Aber Sinner war ganz geschäftig, brach im neunten Spiel durch und machte dann den ersten Satz klar.
Djokovic konnte zwei Breakpoints im fünften Spiel des zweiten Satzes abwehren, doch es war nur eine kurzzeitige Erleichterung für den siebten gesetzten Spieler, da Sinner zum 4-3 führte, bevor zwei gnadenlose Services zum Liebes halten ihn einen Satz vom Finale entfernt sahen.
Djokovic gab erneut seinen Aufschlag im ersten Spiel des dritten Satzes ab, was Sinner den Sieg nach nur zwei Stunden und 20 Minuten erleichterte, wobei er den einen Breakpunkt, dem er gegenüberstand, abwehrte.
Sinner hat sein fünftes Grand-Slam-Titel im Visier, was ihn auf zwei Titel des großen Rivalen Carlos Alcaraz bringt, der derzeit aufgrund einer Handgelenksverletzung außer Gefecht gesetzt ist.
Djokovic hoffte erneut darauf, seinen Gleichstand mit Margaret Court für den Rekord der meisten Grand-Slam-Einzeltitel aller Zeiten zu brechen.

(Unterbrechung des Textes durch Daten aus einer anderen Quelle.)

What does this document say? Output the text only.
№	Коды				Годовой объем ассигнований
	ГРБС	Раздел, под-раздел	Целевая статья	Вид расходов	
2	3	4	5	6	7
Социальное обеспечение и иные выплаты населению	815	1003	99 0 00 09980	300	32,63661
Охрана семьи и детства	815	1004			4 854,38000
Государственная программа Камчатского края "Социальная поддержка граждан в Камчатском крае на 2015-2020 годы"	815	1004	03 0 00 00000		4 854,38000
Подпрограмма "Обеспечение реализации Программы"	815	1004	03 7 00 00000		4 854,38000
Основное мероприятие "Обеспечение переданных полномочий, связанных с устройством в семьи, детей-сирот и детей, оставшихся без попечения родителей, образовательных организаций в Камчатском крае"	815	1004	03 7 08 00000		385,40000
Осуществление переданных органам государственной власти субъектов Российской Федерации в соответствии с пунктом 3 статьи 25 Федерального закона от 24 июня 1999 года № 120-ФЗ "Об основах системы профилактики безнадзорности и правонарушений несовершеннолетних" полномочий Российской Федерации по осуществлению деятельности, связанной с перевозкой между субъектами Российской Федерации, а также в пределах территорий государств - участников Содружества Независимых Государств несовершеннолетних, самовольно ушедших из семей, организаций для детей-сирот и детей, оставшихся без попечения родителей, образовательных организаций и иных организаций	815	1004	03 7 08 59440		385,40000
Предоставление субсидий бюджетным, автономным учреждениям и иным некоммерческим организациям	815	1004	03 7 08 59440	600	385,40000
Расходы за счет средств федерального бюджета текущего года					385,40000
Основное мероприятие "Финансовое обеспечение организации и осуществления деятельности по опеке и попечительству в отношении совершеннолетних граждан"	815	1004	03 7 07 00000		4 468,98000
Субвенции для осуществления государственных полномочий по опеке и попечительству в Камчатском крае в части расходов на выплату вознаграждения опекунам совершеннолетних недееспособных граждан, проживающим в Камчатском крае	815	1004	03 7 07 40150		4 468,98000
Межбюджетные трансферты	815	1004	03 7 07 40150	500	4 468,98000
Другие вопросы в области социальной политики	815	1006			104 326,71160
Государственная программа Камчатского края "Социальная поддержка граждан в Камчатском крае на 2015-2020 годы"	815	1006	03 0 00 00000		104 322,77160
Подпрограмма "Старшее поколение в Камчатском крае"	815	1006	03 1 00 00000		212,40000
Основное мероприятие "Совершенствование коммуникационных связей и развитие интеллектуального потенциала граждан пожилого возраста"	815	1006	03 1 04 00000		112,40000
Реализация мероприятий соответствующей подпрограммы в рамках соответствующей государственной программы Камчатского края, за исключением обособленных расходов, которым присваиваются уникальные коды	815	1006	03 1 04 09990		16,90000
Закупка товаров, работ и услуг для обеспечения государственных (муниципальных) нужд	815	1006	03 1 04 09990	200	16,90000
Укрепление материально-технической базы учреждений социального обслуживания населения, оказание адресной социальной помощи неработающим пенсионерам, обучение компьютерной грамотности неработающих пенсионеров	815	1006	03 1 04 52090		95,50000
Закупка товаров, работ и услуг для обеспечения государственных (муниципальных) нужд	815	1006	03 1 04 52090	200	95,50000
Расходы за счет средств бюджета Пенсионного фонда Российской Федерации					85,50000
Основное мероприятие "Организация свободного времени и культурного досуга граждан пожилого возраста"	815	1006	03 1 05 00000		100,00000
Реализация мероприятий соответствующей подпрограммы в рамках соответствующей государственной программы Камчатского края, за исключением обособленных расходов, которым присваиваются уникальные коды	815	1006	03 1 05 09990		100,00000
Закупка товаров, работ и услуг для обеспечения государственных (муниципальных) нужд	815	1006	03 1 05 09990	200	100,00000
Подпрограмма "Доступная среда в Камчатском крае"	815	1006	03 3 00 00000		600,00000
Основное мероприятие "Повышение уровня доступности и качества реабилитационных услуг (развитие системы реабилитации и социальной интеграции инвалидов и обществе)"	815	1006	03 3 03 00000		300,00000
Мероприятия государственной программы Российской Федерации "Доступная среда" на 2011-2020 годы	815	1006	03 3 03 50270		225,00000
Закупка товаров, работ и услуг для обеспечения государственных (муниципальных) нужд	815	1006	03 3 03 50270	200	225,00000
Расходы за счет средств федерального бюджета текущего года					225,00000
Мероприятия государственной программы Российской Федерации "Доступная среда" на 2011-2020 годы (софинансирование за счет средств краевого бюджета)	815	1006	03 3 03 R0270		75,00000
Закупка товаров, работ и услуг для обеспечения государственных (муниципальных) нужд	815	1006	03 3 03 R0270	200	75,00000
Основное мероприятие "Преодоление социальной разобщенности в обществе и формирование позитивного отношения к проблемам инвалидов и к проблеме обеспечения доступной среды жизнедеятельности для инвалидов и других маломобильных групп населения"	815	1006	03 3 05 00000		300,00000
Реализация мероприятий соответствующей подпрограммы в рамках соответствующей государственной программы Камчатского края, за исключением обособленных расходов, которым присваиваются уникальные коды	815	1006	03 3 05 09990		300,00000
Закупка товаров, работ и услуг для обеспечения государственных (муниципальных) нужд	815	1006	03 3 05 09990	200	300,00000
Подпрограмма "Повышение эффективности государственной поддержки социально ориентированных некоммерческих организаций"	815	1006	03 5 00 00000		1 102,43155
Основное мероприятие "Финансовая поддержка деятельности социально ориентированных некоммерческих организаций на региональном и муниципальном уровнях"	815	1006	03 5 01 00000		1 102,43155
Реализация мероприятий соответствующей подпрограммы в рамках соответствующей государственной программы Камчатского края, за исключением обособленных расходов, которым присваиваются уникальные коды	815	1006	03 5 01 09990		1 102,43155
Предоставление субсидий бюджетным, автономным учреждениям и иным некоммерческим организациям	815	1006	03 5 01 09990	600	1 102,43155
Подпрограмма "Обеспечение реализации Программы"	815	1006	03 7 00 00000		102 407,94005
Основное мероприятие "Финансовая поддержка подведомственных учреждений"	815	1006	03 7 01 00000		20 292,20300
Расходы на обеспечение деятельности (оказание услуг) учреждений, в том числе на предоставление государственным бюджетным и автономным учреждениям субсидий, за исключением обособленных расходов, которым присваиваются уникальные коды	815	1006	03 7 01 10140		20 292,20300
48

Er hielt diesen Traum mit einem bemerkenswerten fünfundzwanzigminütigen Sieg über Felix Auger-Aliassime im längsten Wimbledon-Viertelfinale aller Zeiten in dieser Woche am Leben.
Aber der Serbe hatte nicht mehr genug Energie, um Sinner ernsthaft unter Druck zu setzen, der 40 Winner gegen Djokovic in einer dominanten Leistung schlug.
„Er war auf dem Platz der viel bessere Spieler und die dominante Kraft,“ räumte Djokovic ein.
„Du musst ihm einfach Respekt zollen und sagen, ‚Glückwunsch, gut gemacht‘.“
Djokovic wird 40 sein, wenn er eine weitere Chance hat, mit dem Rekord von Roger Federer von acht Wimbledon-Titeln gleichzuziehen, aber er plant, für einen weiteren Versuch zurückzukommen.
„Ich würde gerne, mindestens noch einmal,“ sagte er, als er gefragt wurde, ob er in 12 Monaten zurückkommen würde.
Sein letzter Grand-Slam-Titel kam bei den US Open 2023, seitdem hat er sechs Halbfinalniederlagen erlitten, vier davon gegen Sinner.
Djokovic schaffte es, Sinner, der 15 Jahre jünger ist, bei den Australian Open Anfang dieses Jahres zu schlagen, verlor aber im Finale gegen Alcaraz.
„Was Novak immer noch macht, ist erstaunlich. Er ist eine wahre Inspiration für die nächste Generation,“ sagte Sinner.
„Wir haben immer sehr harte Spiele. Das letzte hat er im Halbfinale in Australien gewonnen. Ich habe versucht, ein paar Anpassungen vorzunehmen.“
Verfolgen Sie das Herren-Finale in Wimbledon hier.